Albert Liau

	Albert Liau
	Class of 2002 Graduated in 2007
	Undergraduate Institution: Massachusetts Institute of Technology Major: Biology and Physics double major Origin: Boston, MA
	Lab: Jamie Cate  Location: Calvin Lab

Characterization of Ribosome Energetics under Macromolecular Crowding

The characteristics of biological macromolecules are often studied under in vitro conditions that attempt to emulate in vivo environments. The important in vivo effects of macromolecular crowding are, however, seldom addressed by biologists. Though crowding may not be important in understanding the basic properties of proteins or nucleic acid polymers, it can be crucial in modeling the behavior and interactions of such macromolecules inside the cell, where 20-30% of the total volume is occupied by macromolecules. Ribosome activity has, for example, typically been studied at concentrations of 1M, whereas its concentration in bacterium can exceed 50M. By decreasing the configurational entropy or the diffusion constant of various proteins, crowding can have productive and destructive consequences; crowding can promote the formation of multi-enzyme complexes, but it can also stimulate the formation of nonfunctional aggregates. As a molecular machine with many components, the ribosome must assemble and function in a highly coordinated fashion to achieve both speed and accuracy. The manner in which this happens in a crowded intracellular environment has yet to be elucidated. All steps in translation - initiation, elongation and termination - involve multiple components and interactions, and are thus likely affected by crowding.
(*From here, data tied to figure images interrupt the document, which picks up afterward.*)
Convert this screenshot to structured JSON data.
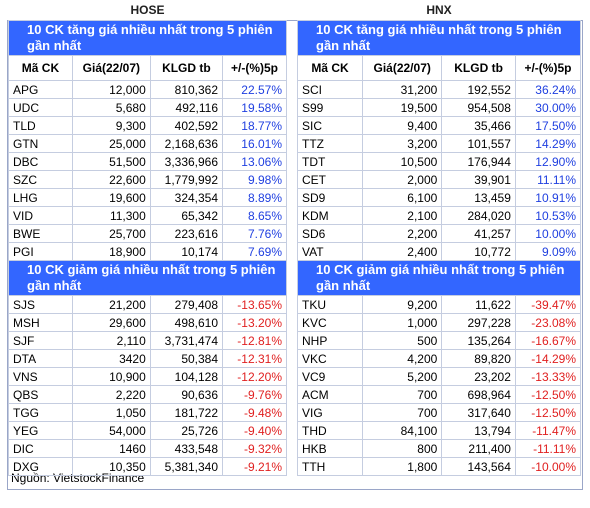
{
  "sides": [
    {
      "title": "HOSE",
      "columns": [
        "Mã CK",
        "Giá(22/07)",
        "KLGD tb",
        "+/-(%)5p"
      ],
      "gainers": {
        "heading": "10 CK tăng giá nhiều nhất trong 5 phiên gần nhất",
        "rows": [
          [
            "APG",
            "12,000",
            "810,362",
            "22.57%"
          ],
          [
            "UDC",
            "5,680",
            "492,116",
            "19.58%"
          ],
          [
            "TLD",
            "9,300",
            "402,592",
            "18.77%"
          ],
          [
            "GTN",
            "25,000",
            "2,168,636",
            "16.01%"
          ],
          [
            "DBC",
            "51,500",
            "3,336,966",
            "13.06%"
          ],
          [
            "SZC",
            "22,600",
            "1,779,992",
            "9.98%"
          ],
          [
            "LHG",
            "19,600",
            "324,354",
            "8.89%"
          ],
          [
            "VID",
            "11,300",
            "65,342",
            "8.65%"
          ],
          [
            "BWE",
            "25,700",
            "223,616",
            "7.76%"
          ],
          [
            "PGI",
            "18,900",
            "10,174",
            "7.69%"
          ]
        ]
      },
      "losers": {
        "heading": "10 CK giảm giá nhiều nhất trong 5 phiên gần nhất",
        "rows": [
          [
            "SJS",
            "21,200",
            "279,408",
            "-13.65%"
          ],
          [
            "MSH",
            "29,600",
            "498,610",
            "-13.20%"
          ],
          [
            "SJF",
            "2,110",
            "3,731,474",
            "-12.81%"
          ],
          [
            "DTA",
            "3420",
            "50,384",
            "-12.31%"
          ],
          [
            "VNS",
            "10,900",
            "104,128",
            "-12.20%"
          ],
          [
            "QBS",
            "2,220",
            "90,636",
            "-9.76%"
          ],
          [
            "TGG",
            "1,050",
            "181,722",
            "-9.48%"
          ],
          [
            "YEG",
            "54,000",
            "25,726",
            "-9.40%"
          ],
          [
            "DIC",
            "1460",
            "433,548",
            "-9.32%"
          ],
          [
            "DXG",
            "10,350",
            "5,381,340",
            "-9.21%"
          ]
        ]
      }
    },
    {
      "title": "HNX",
      "columns": [
        "Mã CK",
        "Giá(22/07)",
        "KLGD tb",
        "+/-(%)5p"
      ],
      "gainers": {
        "heading": "10 CK tăng giá nhiều nhất trong 5 phiên gần nhất",
        "rows": [
          [
            "SCI",
            "31,200",
            "192,552",
            "36.24%"
          ],
          [
            "S99",
            "19,500",
            "954,508",
            "30.00%"
          ],
          [
            "SIC",
            "9,400",
            "35,466",
            "17.50%"
          ],
          [
            "TTZ",
            "3,200",
            "101,557",
            "14.29%"
          ],
          [
            "TDT",
            "10,500",
            "176,944",
            "12.90%"
          ],
          [
            "CET",
            "2,000",
            "39,901",
            "11.11%"
          ],
          [
            "SD9",
            "6,100",
            "13,459",
            "10.91%"
          ],
          [
            "KDM",
            "2,100",
            "284,020",
            "10.53%"
          ],
          [
            "SD6",
            "2,200",
            "41,257",
            "10.00%"
          ],
          [
            "VAT",
            "2,400",
            "10,772",
            "9.09%"
          ]
        ]
      },
      "losers": {
        "heading": "10 CK giảm giá nhiều nhất trong 5 phiên gần nhất",
        "rows": [
          [
            "TKU",
            "9,200",
            "11,622",
            "-39.47%"
          ],
          [
            "KVC",
            "1,000",
            "297,228",
            "-23.08%"
          ],
          [
            "NHP",
            "500",
            "135,264",
            "-16.67%"
          ],
          [
            "VKC",
            "4,200",
            "89,820",
            "-14.29%"
          ],
          [
            "VC9",
            "5,200",
            "23,202",
            "-13.33%"
          ],
          [
            "ACM",
            "700",
            "698,964",
            "-12.50%"
          ],
          [
            "VIG",
            "700",
            "317,640",
            "-12.50%"
          ],
          [
            "THD",
            "84,100",
            "13,794",
            "-11.47%"
          ],
          [
            "HKB",
            "800",
            "211,400",
            "-11.11%"
          ],
          [
            "TTH",
            "1,800",
            "143,564",
            "-10.00%"
          ]
        ]
      }
    }
  ],
  "source": "Nguồn: VietstockFinance"
}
Elucidation of ribosomal function under macromolecular crowding, in particular the characterization of the elongation cycle, will provide a more complete and accurate picture of ribosome behavior in vivo, which may ultimately lead to the development of new antibiotics targeting steps in translation. In addition, I believe that this work will lay the foundations for studying the biological effects of volume exclusion by developing techniques that hold promise for general application in elucidating the behavior of other molecular machines, such as DNA or RNA polymerases, under macromolecular crowding.